We innovation cheerleaders leave a lot of ruffled feathers behind us as we urge the sweeping away of the long-established. Do we care?

The picture we paint of the world that we innovators want to create seems unarguably attractive: more efficient, faster, easier and more sustainable. But there is almost always someone’s parade we are going to be raining on. This video is of a guy giving some clear, simple and well constructed advice on what to do about this. I don’t know him, but I’m seriously impressed by how effective this is at hammering home the problem.

He (Dr. Todd Dewett) tells us to do three things for people we might have upset when we told them about our innovation aims. First, say sorry, in private. Second, articulate the precise thing you said that you think would have upset them. Third, commit to avoiding doing that in future.

I like this approach, and I’d like to add to it. First, before talking about innovation, we really ought to find out what the change might mean to those people affected, in terms of their life and work. We expect this kind of ‘detailed preparation’ to happen on vast ‘strategic’ projects, so why not just ‘think strategic’ on our own projects?
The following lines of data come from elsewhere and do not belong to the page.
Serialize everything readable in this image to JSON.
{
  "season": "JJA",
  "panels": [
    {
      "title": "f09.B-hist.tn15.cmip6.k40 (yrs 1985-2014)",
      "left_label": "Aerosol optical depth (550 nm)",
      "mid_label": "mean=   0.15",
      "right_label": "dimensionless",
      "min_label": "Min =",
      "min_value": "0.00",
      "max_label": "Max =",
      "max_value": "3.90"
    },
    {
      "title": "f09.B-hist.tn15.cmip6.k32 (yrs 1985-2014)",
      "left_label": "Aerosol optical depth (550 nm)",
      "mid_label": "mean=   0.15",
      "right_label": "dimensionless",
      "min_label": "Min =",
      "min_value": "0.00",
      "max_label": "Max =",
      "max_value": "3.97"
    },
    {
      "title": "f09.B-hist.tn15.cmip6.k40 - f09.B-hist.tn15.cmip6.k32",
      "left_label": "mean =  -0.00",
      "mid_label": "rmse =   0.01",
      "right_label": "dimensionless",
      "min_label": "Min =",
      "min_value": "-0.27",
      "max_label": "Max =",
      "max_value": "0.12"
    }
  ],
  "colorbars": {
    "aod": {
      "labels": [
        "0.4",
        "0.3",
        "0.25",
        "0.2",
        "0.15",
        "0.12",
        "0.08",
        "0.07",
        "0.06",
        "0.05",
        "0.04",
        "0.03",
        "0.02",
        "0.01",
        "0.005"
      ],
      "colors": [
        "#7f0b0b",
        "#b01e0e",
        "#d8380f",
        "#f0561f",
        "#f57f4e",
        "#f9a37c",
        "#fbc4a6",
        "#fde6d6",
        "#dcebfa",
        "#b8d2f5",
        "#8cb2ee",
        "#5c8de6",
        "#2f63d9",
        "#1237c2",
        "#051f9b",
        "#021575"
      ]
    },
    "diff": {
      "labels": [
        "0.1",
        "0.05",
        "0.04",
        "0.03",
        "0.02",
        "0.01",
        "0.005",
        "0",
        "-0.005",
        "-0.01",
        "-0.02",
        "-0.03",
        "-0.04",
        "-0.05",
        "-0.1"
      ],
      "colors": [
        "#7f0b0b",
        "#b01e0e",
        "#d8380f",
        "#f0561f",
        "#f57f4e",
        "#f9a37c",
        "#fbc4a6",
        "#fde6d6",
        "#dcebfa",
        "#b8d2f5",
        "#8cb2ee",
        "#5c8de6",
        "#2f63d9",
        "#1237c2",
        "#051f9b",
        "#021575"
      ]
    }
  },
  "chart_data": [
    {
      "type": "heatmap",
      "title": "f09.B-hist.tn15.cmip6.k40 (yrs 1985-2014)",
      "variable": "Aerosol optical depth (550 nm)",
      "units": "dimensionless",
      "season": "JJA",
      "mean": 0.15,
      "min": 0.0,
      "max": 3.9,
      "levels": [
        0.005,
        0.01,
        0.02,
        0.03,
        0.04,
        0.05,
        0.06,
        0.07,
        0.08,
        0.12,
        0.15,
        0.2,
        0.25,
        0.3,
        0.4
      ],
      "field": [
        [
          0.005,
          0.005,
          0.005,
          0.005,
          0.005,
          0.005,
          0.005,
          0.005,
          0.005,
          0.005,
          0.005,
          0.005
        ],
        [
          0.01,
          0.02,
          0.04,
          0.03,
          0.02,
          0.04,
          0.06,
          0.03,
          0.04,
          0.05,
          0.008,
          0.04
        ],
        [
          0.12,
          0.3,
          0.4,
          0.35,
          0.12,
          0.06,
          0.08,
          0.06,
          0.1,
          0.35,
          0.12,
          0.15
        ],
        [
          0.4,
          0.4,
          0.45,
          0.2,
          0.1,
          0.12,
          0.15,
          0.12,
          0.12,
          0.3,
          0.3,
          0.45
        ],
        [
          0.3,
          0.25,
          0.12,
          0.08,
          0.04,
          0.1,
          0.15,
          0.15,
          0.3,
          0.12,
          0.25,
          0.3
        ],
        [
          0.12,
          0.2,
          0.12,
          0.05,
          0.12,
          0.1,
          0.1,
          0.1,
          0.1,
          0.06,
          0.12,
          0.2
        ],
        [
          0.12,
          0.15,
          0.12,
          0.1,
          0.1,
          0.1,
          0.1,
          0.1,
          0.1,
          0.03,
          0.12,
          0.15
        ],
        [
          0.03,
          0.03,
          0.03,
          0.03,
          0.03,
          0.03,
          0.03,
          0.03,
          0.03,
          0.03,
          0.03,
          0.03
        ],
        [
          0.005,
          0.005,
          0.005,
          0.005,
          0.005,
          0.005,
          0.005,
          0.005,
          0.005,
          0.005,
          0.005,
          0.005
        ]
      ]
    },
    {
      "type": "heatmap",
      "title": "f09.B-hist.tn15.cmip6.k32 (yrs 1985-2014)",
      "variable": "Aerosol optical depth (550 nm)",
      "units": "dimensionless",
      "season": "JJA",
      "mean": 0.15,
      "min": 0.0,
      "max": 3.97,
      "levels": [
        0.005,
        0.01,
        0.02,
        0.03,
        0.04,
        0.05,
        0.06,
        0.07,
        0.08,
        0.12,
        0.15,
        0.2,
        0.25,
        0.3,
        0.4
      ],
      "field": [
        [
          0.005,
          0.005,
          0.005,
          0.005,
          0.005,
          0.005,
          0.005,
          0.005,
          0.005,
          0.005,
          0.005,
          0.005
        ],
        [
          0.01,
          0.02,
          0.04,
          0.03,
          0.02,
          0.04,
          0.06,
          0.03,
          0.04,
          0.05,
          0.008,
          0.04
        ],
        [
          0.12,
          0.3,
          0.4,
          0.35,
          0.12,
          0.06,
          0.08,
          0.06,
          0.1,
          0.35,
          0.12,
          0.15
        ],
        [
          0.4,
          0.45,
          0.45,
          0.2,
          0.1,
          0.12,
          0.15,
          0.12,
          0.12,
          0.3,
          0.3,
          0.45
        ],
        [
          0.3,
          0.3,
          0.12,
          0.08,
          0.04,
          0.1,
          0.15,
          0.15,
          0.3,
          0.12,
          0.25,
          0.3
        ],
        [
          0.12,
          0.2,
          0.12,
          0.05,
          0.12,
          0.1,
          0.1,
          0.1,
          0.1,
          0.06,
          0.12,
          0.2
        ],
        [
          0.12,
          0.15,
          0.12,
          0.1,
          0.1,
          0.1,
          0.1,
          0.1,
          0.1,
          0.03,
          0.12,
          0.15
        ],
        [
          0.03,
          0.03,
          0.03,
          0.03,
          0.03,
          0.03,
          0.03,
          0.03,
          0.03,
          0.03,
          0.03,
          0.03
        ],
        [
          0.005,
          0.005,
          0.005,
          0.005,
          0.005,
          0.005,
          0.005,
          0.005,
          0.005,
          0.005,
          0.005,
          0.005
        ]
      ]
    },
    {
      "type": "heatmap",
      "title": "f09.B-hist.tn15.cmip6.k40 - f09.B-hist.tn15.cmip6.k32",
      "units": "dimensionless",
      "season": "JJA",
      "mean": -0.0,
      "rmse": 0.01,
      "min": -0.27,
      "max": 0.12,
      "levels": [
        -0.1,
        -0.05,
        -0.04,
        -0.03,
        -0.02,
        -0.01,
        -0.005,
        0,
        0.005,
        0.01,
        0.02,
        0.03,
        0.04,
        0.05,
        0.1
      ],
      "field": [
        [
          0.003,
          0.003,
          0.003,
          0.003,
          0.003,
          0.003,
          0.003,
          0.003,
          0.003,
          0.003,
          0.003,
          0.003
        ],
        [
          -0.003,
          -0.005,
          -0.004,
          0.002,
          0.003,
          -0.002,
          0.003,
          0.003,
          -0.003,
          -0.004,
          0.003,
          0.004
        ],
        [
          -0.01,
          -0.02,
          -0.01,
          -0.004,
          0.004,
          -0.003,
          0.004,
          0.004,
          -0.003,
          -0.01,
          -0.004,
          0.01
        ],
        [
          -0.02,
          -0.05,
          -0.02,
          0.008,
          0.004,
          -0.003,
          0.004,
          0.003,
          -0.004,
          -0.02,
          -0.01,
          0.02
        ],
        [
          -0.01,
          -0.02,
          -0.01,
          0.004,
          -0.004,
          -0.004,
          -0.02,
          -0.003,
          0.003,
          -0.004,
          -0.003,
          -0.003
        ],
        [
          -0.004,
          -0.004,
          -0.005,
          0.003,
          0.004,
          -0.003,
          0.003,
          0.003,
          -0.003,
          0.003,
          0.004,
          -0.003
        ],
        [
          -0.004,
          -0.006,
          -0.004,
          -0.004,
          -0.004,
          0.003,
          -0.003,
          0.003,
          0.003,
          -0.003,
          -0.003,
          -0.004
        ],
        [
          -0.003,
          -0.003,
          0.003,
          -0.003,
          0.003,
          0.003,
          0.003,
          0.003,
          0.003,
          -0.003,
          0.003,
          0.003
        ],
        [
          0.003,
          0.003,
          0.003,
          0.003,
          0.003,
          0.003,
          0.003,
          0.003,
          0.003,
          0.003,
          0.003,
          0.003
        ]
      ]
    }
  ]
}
If we think that some change we are proposing, no matter how small, is going to transform an organisation, then it is strategic.

This means asking how people would be best prepared to cope with change. The second thing I would add, is that we should try really hard to find out how they could possibly get involved in exploring the possibilities of change and involved in shaping the change itself, no matter how clear we are on exactly how we want to implement it.

Sure, realistically, this ‘involvement-based approach’ might ultimately prove practically impossible in some cases. But as innovators, since when have we been ‘defeatist’ about such challenges?

It’s part of the ‘social sustainability agenda’ for us, as champions of innovation, to give this our best shot, maybe even to consider taking some significant risks in order to do so.